Bana is known mostly for his serious roles even though he did get to deliver some laughs in Apatow’s Funny People. There would certainly be an element of playing against type, but here’s something a lot of people don’t know: Bana started out doing comedy. In his early career, he gained a reputation for impressions, and eventually wrote and starred in the short-lived 1996 Australian sketch comedy program The Eric Bana Show. It wasn’t until 2000’s Chopper that he moved into dramatic material. U.S. audiences have probably never met the pre-Chopper Bana, and I can see him fitting in to the Anchorman world, but also expanding it by throwing in someone with a chiseled jaw and rock-hard abs. And speaking of adding someone who’s handsome beyond all reason…
Perhaps Jon Hamm is even funnier because he’s so famous for playing the deadly serious Don Draper, but Hamm’s guest spots on 30 Rock, his times hosting SNL, and, of course, Bridesmaids have all shown he has an undeniable knack for playing goofy, ridiculous characters. If you take his Bridesmaids character, remove some of the overt dickishness, and throw him back into the 1970s, you would have a worthy member of the Channel 4 News Team.

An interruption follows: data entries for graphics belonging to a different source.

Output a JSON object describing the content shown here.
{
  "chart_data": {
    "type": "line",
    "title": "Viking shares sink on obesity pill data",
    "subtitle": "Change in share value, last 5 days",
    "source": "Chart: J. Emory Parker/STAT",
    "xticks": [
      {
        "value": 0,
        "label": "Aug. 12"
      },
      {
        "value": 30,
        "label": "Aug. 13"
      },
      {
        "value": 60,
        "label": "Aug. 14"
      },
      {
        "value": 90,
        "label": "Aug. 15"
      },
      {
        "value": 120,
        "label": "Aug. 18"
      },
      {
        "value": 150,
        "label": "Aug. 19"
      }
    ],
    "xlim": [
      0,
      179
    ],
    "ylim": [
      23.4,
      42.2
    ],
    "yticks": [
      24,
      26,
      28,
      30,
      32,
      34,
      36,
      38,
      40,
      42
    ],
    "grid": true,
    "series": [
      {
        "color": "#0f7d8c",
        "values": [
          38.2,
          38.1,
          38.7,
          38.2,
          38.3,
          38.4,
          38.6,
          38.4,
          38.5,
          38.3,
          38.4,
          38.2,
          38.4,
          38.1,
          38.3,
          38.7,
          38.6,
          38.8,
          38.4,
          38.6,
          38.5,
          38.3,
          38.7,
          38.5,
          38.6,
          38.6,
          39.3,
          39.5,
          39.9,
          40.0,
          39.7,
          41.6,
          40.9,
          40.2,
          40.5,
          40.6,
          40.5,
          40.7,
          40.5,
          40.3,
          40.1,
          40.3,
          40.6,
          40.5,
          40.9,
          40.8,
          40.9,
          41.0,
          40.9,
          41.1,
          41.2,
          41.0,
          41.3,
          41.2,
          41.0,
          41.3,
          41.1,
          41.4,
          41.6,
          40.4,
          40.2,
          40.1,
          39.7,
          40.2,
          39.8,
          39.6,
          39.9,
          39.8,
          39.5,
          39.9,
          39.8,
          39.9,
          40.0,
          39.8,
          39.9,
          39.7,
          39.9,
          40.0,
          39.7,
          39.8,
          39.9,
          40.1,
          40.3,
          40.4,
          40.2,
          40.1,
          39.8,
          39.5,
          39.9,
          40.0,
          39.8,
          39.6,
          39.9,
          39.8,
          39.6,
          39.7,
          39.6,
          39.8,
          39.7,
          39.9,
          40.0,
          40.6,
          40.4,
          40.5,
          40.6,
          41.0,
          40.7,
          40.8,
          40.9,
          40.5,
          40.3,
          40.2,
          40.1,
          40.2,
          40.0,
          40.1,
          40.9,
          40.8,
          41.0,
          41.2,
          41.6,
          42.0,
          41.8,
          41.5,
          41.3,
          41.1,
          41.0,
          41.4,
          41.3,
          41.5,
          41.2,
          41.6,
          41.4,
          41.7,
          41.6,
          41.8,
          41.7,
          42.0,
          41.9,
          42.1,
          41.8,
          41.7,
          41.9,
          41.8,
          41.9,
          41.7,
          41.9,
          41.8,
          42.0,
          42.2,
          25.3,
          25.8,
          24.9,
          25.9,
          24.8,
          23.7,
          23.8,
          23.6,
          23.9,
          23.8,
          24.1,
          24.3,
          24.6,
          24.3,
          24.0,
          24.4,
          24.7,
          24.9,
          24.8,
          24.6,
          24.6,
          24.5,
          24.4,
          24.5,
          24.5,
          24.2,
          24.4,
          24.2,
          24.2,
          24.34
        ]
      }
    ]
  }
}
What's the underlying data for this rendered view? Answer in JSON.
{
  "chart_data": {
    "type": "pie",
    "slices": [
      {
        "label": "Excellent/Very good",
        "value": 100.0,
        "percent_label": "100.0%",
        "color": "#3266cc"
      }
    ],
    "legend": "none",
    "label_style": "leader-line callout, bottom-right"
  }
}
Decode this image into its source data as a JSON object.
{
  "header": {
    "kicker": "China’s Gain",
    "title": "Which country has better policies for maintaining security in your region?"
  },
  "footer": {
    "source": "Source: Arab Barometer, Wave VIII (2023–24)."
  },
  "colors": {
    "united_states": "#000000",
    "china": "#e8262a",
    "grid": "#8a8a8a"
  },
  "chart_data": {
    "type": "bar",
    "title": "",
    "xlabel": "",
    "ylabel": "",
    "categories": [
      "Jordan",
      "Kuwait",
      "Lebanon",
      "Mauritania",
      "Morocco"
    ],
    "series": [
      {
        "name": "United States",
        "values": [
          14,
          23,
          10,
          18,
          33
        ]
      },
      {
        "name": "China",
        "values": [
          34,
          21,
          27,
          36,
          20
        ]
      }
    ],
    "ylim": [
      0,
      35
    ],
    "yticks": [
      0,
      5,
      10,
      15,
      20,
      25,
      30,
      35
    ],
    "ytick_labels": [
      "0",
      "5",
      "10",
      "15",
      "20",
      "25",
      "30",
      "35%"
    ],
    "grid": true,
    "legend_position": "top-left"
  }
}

And now the exceptions to the McKay/Apatow rule:
The majority of Cheadle’s career has been drama, and in the Ocean’s movies he’s overshadowed by the ensemble and the fake British accent, but there have been moments in his career where Cheadle has shown he can go big for comedy. In Ocean’s Thirteen, he takes on the guise of “Fender Rhodes” to distract Al Pacino, and then there’s his hilarious Funny or Die Captain Planet parody. I get the feeling that if you give Cheadle a chance to feature in an out-and-out comedy rather than simply providing sporadic moments of broad humor, the Oscar-nominated actor is going to impress.
If you replace the tragic with the comic in Sam Rockwell’s Chuck Barris performance in Confessions of a Dangerous Mind, you have an Anchorman character. It’s all there: the bravado, the boorishness, the lewd behavior. Rockwell has also shown himself to be a master of all comic styles. You want sleezy? Look at Iron Man 2. You want cowardly? Look at Galaxy Quest. You want zany? Look at Hitchhiker’s Guide to the Galaxy. And those are just to name a few. He can do it all, and he could certainly do anything Anchorman 2 could throw at him.
So who did I forget? Sound off in the comments about who you’d like to see in Anchorman 2 and why. And remember: this list is just based off past work. Sometimes the best performances are the ones that come out of nowhere from actors you never thought had it in them.